A VELHA NOVIDADE
Reginaldo Vasconcelos*
A chamada
“delação do fim do mundo” foi deflagrada exatamente quando entrávamos nesta
Semana Santa, que se encerrou no domingo passado. Não veio como o advento de
algo inesperado, mas como aquele ansiado grito do menino do conto de Andersen:
“O rei está nu!!!”. Como na fábula, todos sabiam, mas não se podia constatar.
A corrupção no
Brasil não é novidade. Desde sempre se soube que a política e a administração
pública brasileiras driblavam as éticas jurídica e social, por meio
do chamado “jeitinho brasileiro”, aplicado na troca de favores ilícitos ou por
meio de propinas.
Vimos de longe
com uma direita desonesta, em permanente relação incestuosa com a grande
empresa nacional, mantendo intensa promiscuidade entre interesses eleitorais e
o erário público, naquilo que o compositor Chico Buarque chamou de “tenebrosas
transações”.
Então, há quase
vinte anos, a esquerda assumiu o poder com discurso moralizador, e todos
esperávamos que fosse haver uma devassa nas células apodrecidas do poder público,
e que uma renovação dos hábitos se operasse.
Qual nada, a
patifaria continuou, se aprimorou, se agudizou, até que a “casa caiu” – como
dizem na polícia – ao preço da falência do País, restando enfim evidente que
havia uma espúria ética interna na política brasileira, um pacto
suprapartidário segundo o qual se podia “fazer o diabo” para obter e manter o
poder, de tal modo que o povo, embora desconfiasse, fosse mantido na ilusão.
Era “normal”,
era “institucional”, havia no mínimo trinta anos – segundo afirmou Emílio
Odebrecht. A nudez do rei era de fato muito antiga, todo mundo sabia, os mais
tolos desconfiavam, os mais crédulos imaginavam que haveria exceções... e nada se
dizia, não se podia provar, não se fazia nada.
A propósito, o
Professor Doutor Cid Carvalho, Presidente de Honra da ACLJ, um dos mais
importantes jornalistas do Estado, elegeu-se Senador da República 1986, pelas
mãos de Tasso Jereissati, o maior governador que o Ceará já conheceu, um
político tão rico quanto honesto, jamais citado ou imaginado em embustes e
tramoias.
Antonino
Carvalho, primogênito de Cid, conta que certa vez, ao ir a Brasília quando o
pai era do Senado, recebeu recomendação sua de não aceitar nenhuma das ofertas
que certamente os lobistas lhe fariam – carros de luxo, hotel cinco estrelas, scort
girls?
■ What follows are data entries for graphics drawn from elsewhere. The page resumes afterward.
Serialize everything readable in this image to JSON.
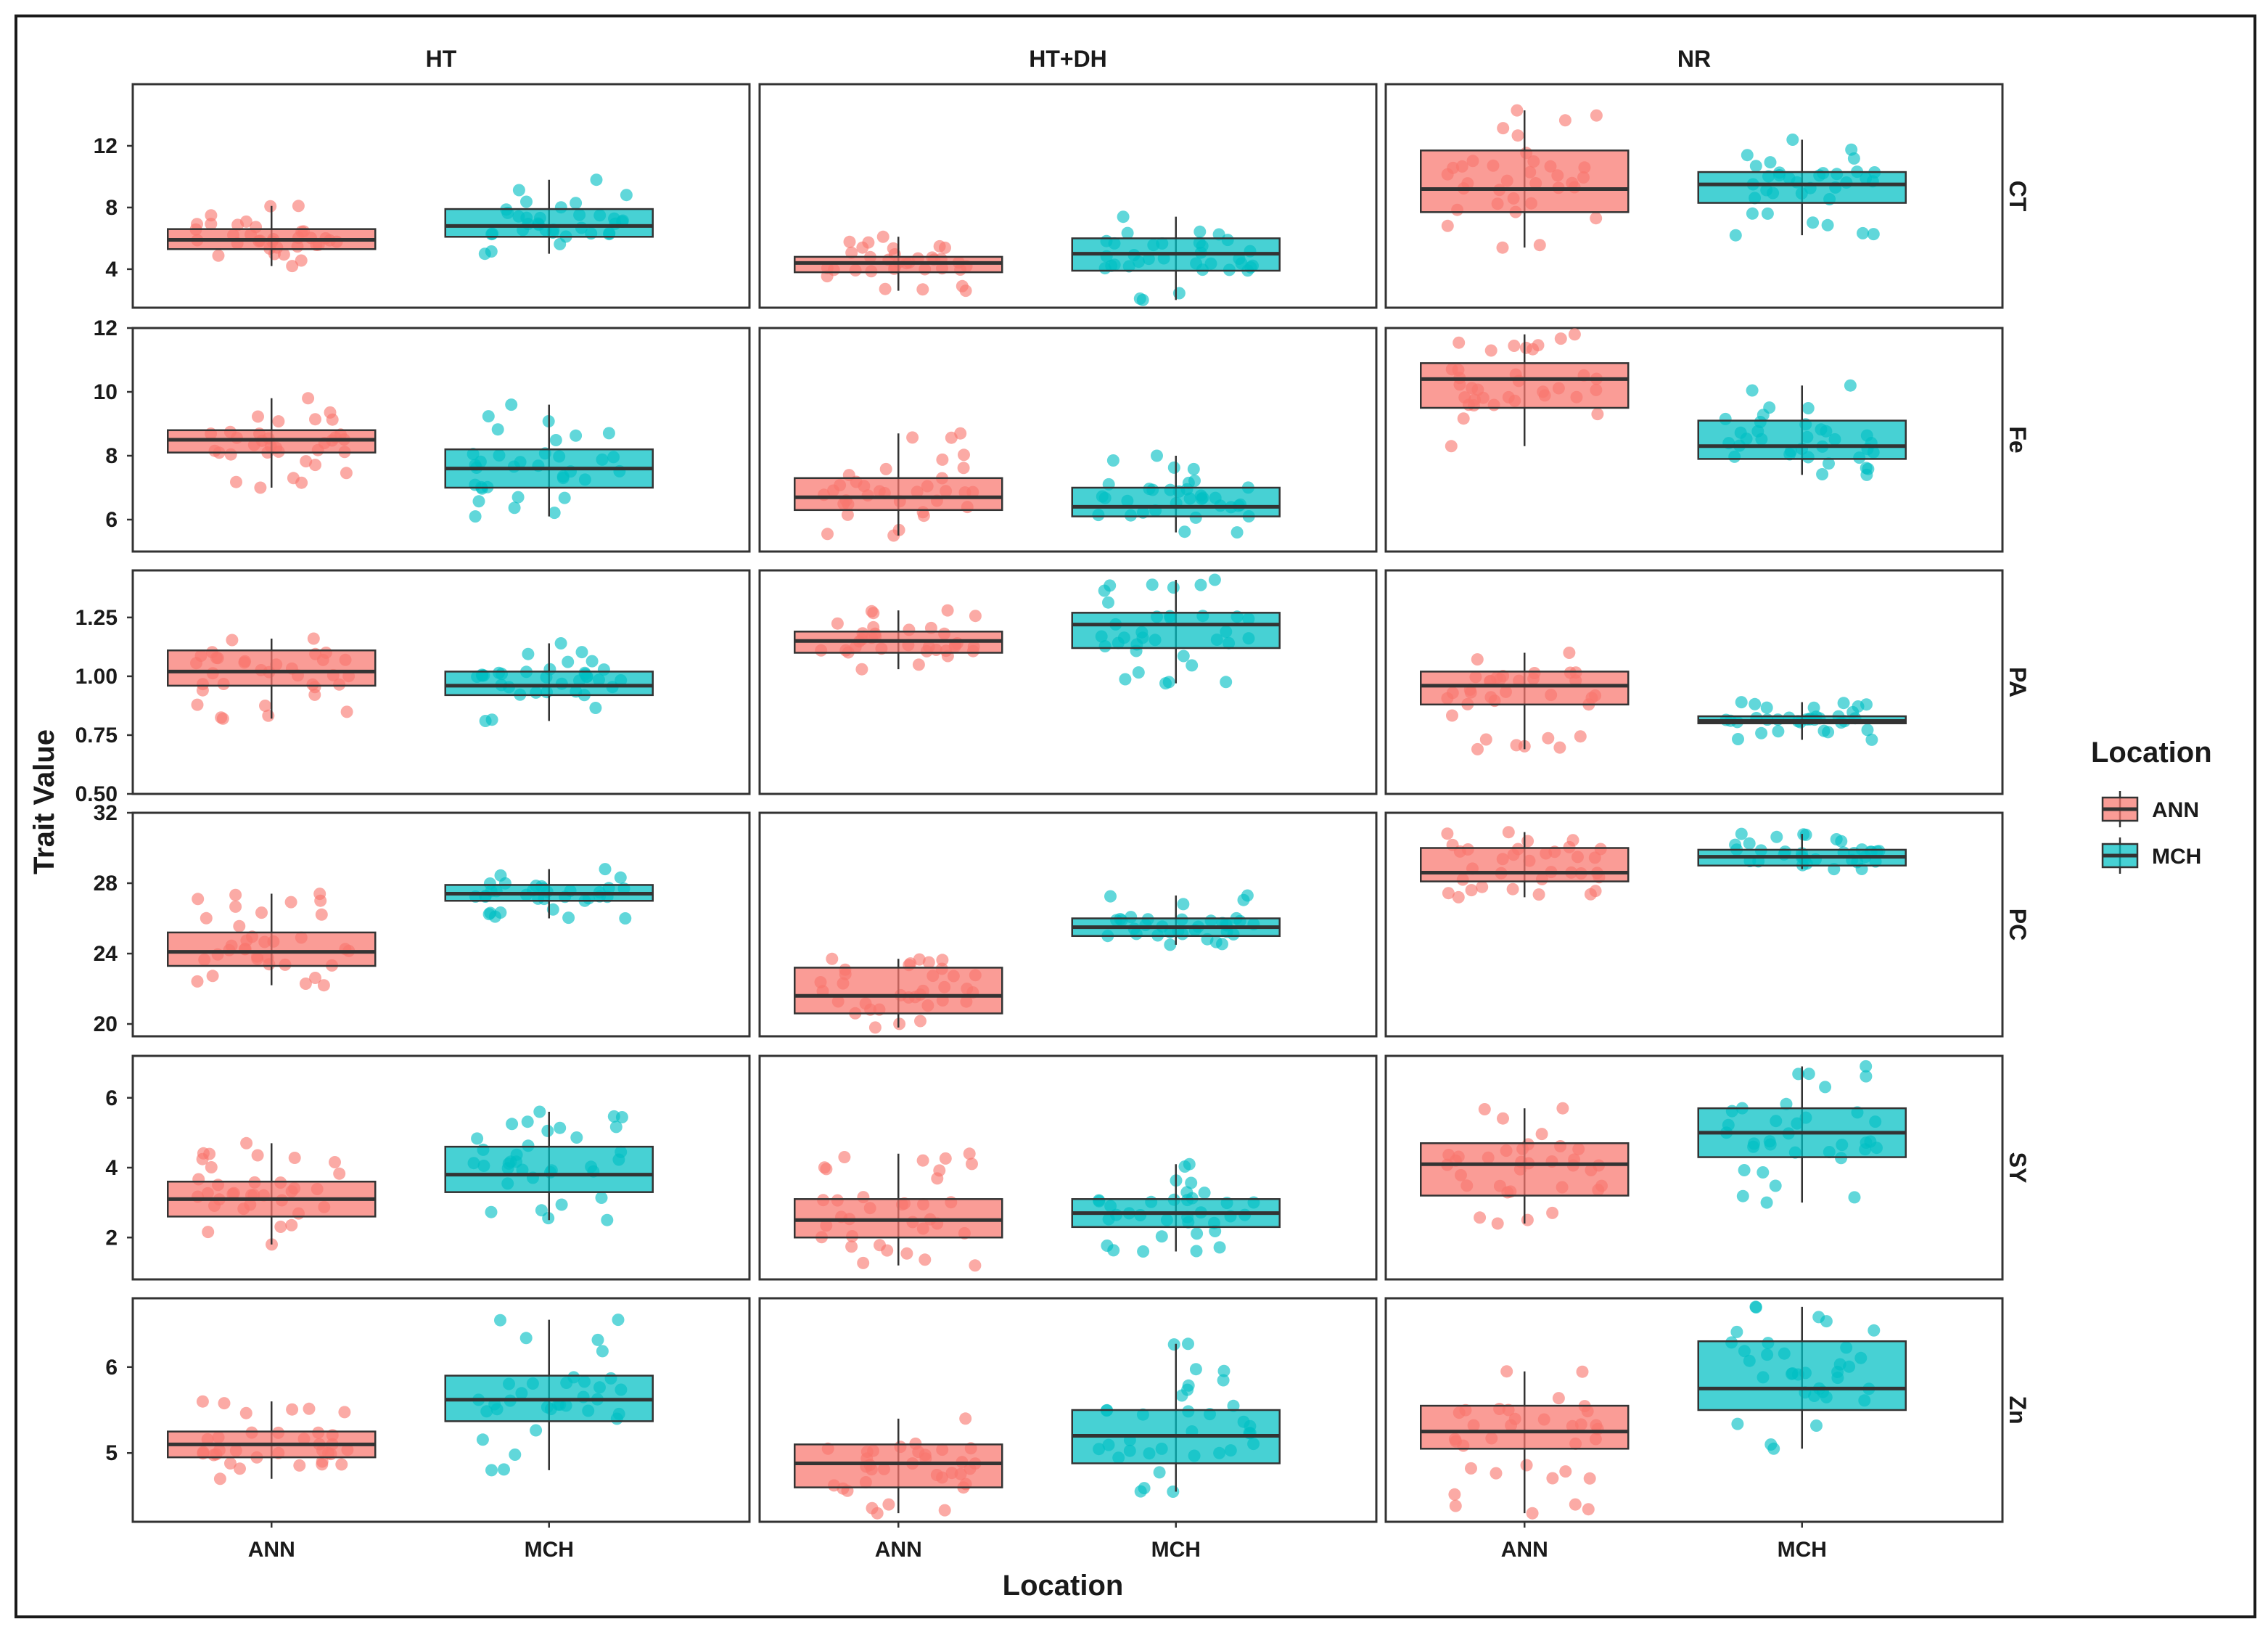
{
  "chart_data": {
    "type": "boxplot",
    "facet_columns": [
      "HT",
      "HT+DH",
      "NR"
    ],
    "facet_rows": [
      "CT",
      "Fe",
      "PA",
      "PC",
      "SY",
      "Zn"
    ],
    "xlabel": "Location",
    "ylabel": "Trait Value",
    "categories": [
      "ANN",
      "MCH"
    ],
    "legend": {
      "title": "Location",
      "position": "right",
      "entries": [
        {
          "name": "ANN",
          "color": "#F8766D"
        },
        {
          "name": "MCH",
          "color": "#00BFC4"
        }
      ]
    },
    "rows": [
      {
        "trait": "CT",
        "ylim": [
          1.5,
          16.0
        ],
        "ticks": [
          "4",
          "8",
          "12"
        ],
        "tick_values": [
          4,
          8,
          12
        ],
        "panels": [
          {
            "facet": "HT",
            "boxes": [
              {
                "group": "ANN",
                "whisker_low": 4.2,
                "q1": 5.3,
                "median": 5.9,
                "q3": 6.6,
                "whisker_high": 8.1
              },
              {
                "group": "MCH",
                "whisker_low": 5.0,
                "q1": 6.1,
                "median": 6.8,
                "q3": 7.9,
                "whisker_high": 9.8
              }
            ]
          },
          {
            "facet": "HT+DH",
            "boxes": [
              {
                "group": "ANN",
                "whisker_low": 2.6,
                "q1": 3.8,
                "median": 4.4,
                "q3": 4.8,
                "whisker_high": 6.1
              },
              {
                "group": "MCH",
                "whisker_low": 2.0,
                "q1": 3.9,
                "median": 5.0,
                "q3": 6.0,
                "whisker_high": 7.4
              }
            ]
          },
          {
            "facet": "NR",
            "boxes": [
              {
                "group": "ANN",
                "whisker_low": 5.4,
                "q1": 7.7,
                "median": 9.2,
                "q3": 11.7,
                "whisker_high": 14.3
              },
              {
                "group": "MCH",
                "whisker_low": 6.2,
                "q1": 8.3,
                "median": 9.5,
                "q3": 10.3,
                "whisker_high": 12.4
              }
            ]
          }
        ]
      },
      {
        "trait": "Fe",
        "ylim": [
          5.0,
          12.0
        ],
        "ticks": [
          "6",
          "8",
          "10",
          "12"
        ],
        "tick_values": [
          6,
          8,
          10,
          12
        ],
        "panels": [
          {
            "facet": "HT",
            "boxes": [
              {
                "group": "ANN",
                "whisker_low": 7.0,
                "q1": 8.1,
                "median": 8.5,
                "q3": 8.8,
                "whisker_high": 9.8
              },
              {
                "group": "MCH",
                "whisker_low": 6.1,
                "q1": 7.0,
                "median": 7.6,
                "q3": 8.2,
                "whisker_high": 9.6
              }
            ]
          },
          {
            "facet": "HT+DH",
            "boxes": [
              {
                "group": "ANN",
                "whisker_low": 5.5,
                "q1": 6.3,
                "median": 6.7,
                "q3": 7.3,
                "whisker_high": 8.7
              },
              {
                "group": "MCH",
                "whisker_low": 5.6,
                "q1": 6.1,
                "median": 6.4,
                "q3": 7.0,
                "whisker_high": 8.0
              }
            ]
          },
          {
            "facet": "NR",
            "boxes": [
              {
                "group": "ANN",
                "whisker_low": 8.3,
                "q1": 9.5,
                "median": 10.4,
                "q3": 10.9,
                "whisker_high": 11.8
              },
              {
                "group": "MCH",
                "whisker_low": 7.4,
                "q1": 7.9,
                "median": 8.3,
                "q3": 9.1,
                "whisker_high": 10.2
              }
            ]
          }
        ]
      },
      {
        "trait": "PA",
        "ylim": [
          0.5,
          1.45
        ],
        "ticks": [
          "0.50",
          "0.75",
          "1.00",
          "1.25"
        ],
        "tick_values": [
          0.5,
          0.75,
          1.0,
          1.25
        ],
        "panels": [
          {
            "facet": "HT",
            "boxes": [
              {
                "group": "ANN",
                "whisker_low": 0.82,
                "q1": 0.96,
                "median": 1.02,
                "q3": 1.11,
                "whisker_high": 1.16
              },
              {
                "group": "MCH",
                "whisker_low": 0.81,
                "q1": 0.92,
                "median": 0.96,
                "q3": 1.02,
                "whisker_high": 1.14
              }
            ]
          },
          {
            "facet": "HT+DH",
            "boxes": [
              {
                "group": "ANN",
                "whisker_low": 1.03,
                "q1": 1.1,
                "median": 1.15,
                "q3": 1.19,
                "whisker_high": 1.28
              },
              {
                "group": "MCH",
                "whisker_low": 0.97,
                "q1": 1.12,
                "median": 1.22,
                "q3": 1.27,
                "whisker_high": 1.41
              }
            ]
          },
          {
            "facet": "NR",
            "boxes": [
              {
                "group": "ANN",
                "whisker_low": 0.69,
                "q1": 0.88,
                "median": 0.96,
                "q3": 1.02,
                "whisker_high": 1.1
              },
              {
                "group": "MCH",
                "whisker_low": 0.73,
                "q1": 0.8,
                "median": 0.81,
                "q3": 0.83,
                "whisker_high": 0.89
              }
            ]
          }
        ]
      },
      {
        "trait": "PC",
        "ylim": [
          19.3,
          32.0
        ],
        "ticks": [
          "20",
          "24",
          "28",
          "32"
        ],
        "tick_values": [
          20,
          24,
          28,
          32
        ],
        "panels": [
          {
            "facet": "HT",
            "boxes": [
              {
                "group": "ANN",
                "whisker_low": 22.2,
                "q1": 23.3,
                "median": 24.1,
                "q3": 25.2,
                "whisker_high": 27.4
              },
              {
                "group": "MCH",
                "whisker_low": 26.0,
                "q1": 27.0,
                "median": 27.4,
                "q3": 27.9,
                "whisker_high": 28.8
              }
            ]
          },
          {
            "facet": "HT+DH",
            "boxes": [
              {
                "group": "ANN",
                "whisker_low": 19.8,
                "q1": 20.6,
                "median": 21.6,
                "q3": 23.2,
                "whisker_high": 23.7
              },
              {
                "group": "MCH",
                "whisker_low": 24.5,
                "q1": 25.0,
                "median": 25.5,
                "q3": 26.0,
                "whisker_high": 27.3
              }
            ]
          },
          {
            "facet": "NR",
            "boxes": [
              {
                "group": "ANN",
                "whisker_low": 27.2,
                "q1": 28.1,
                "median": 28.6,
                "q3": 30.0,
                "whisker_high": 30.9
              },
              {
                "group": "MCH",
                "whisker_low": 28.8,
                "q1": 29.0,
                "median": 29.5,
                "q3": 29.9,
                "whisker_high": 30.8
              }
            ]
          }
        ]
      },
      {
        "trait": "SY",
        "ylim": [
          0.8,
          7.2
        ],
        "ticks": [
          "2",
          "4",
          "6"
        ],
        "tick_values": [
          2,
          4,
          6
        ],
        "panels": [
          {
            "facet": "HT",
            "boxes": [
              {
                "group": "ANN",
                "whisker_low": 1.8,
                "q1": 2.6,
                "median": 3.1,
                "q3": 3.6,
                "whisker_high": 4.7
              },
              {
                "group": "MCH",
                "whisker_low": 2.5,
                "q1": 3.3,
                "median": 3.8,
                "q3": 4.6,
                "whisker_high": 5.6
              }
            ]
          },
          {
            "facet": "HT+DH",
            "boxes": [
              {
                "group": "ANN",
                "whisker_low": 1.2,
                "q1": 2.0,
                "median": 2.5,
                "q3": 3.1,
                "whisker_high": 4.4
              },
              {
                "group": "MCH",
                "whisker_low": 1.6,
                "q1": 2.3,
                "median": 2.7,
                "q3": 3.1,
                "whisker_high": 4.1
              }
            ]
          },
          {
            "facet": "NR",
            "boxes": [
              {
                "group": "ANN",
                "whisker_low": 2.4,
                "q1": 3.2,
                "median": 4.1,
                "q3": 4.7,
                "whisker_high": 5.7
              },
              {
                "group": "MCH",
                "whisker_low": 3.0,
                "q1": 4.3,
                "median": 5.0,
                "q3": 5.7,
                "whisker_high": 6.9
              }
            ]
          }
        ]
      },
      {
        "trait": "Zn",
        "ylim": [
          4.2,
          6.8
        ],
        "ticks": [
          "5",
          "6"
        ],
        "tick_values": [
          5,
          6
        ],
        "panels": [
          {
            "facet": "HT",
            "boxes": [
              {
                "group": "ANN",
                "whisker_low": 4.7,
                "q1": 4.95,
                "median": 5.1,
                "q3": 5.25,
                "whisker_high": 5.6
              },
              {
                "group": "MCH",
                "whisker_low": 4.8,
                "q1": 5.37,
                "median": 5.62,
                "q3": 5.9,
                "whisker_high": 6.55
              }
            ]
          },
          {
            "facet": "HT+DH",
            "boxes": [
              {
                "group": "ANN",
                "whisker_low": 4.3,
                "q1": 4.6,
                "median": 4.88,
                "q3": 5.1,
                "whisker_high": 5.4
              },
              {
                "group": "MCH",
                "whisker_low": 4.55,
                "q1": 4.88,
                "median": 5.2,
                "q3": 5.5,
                "whisker_high": 6.27
              }
            ]
          },
          {
            "facet": "NR",
            "boxes": [
              {
                "group": "ANN",
                "whisker_low": 4.3,
                "q1": 5.05,
                "median": 5.25,
                "q3": 5.55,
                "whisker_high": 5.95
              },
              {
                "group": "MCH",
                "whisker_low": 5.05,
                "q1": 5.5,
                "median": 5.75,
                "q3": 6.3,
                "whisker_high": 6.7
              }
            ]
          }
        ]
      }
    ]
  }
}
Então, fica confirmado: Lá em Brasília, há mais de trinta anos, o
senador cearense já sentia o odor dessa podridão que a Lava Jato trouxe a lume.
As centenas de
citados nas delações da Odebrecht recorrem à mesma cantilena para responder às
acusações: “Não recebi nem autorizei ninguém a receber”; “As contas
da minha campanha foram aprovadas pela Justiça Eleitoral”; “Tenho
certeza de que meu processo será arquivado; “Estou à disposição do
Poder Judiciário”.
Mas o argumento
mais cínico é aquele de que as delações de outros envolvidos não têm força de
prova, que tudo que eles dizem precisaria ser provado. Ora, testemunha dos
fatos, embora seja considerada “a prostituta das provas”, é prova fortíssima.
E no caso
daqueles que fazem acordo com o Ministério Público, com muito mais veras. Esses
são testemunhos qualificados. Ademais, centenas de milhões de reais não podem
sumir sem deixar rastros. Os delatores saberão indicar como rastreá-los.
Pessoalmente, a
essa altura, não me interessa quem foi citado desta vez, quem será citado
depois, quem vai ser condenado, se e quando uns e outros serão presos – o
Lula, a Dilma, o Aécio, o Temer, Caifás ou Ferrabrás.
Para mim, o que
é mais relevante neste momento é a grave constatação de que os políticos
brasileiros não representam o seu eleitorado, de modo que não têm legitimidade
real. Que, portanto, a república brasileira é de fato uma ficção
sarcástica, e a democracia no Brasil foi carnavalizada.
Que o povo
brasileiro não sabe mesmo votar, que o Brasil não é realmente um país sério,
que este país anedótico é uma piada de mau gosto.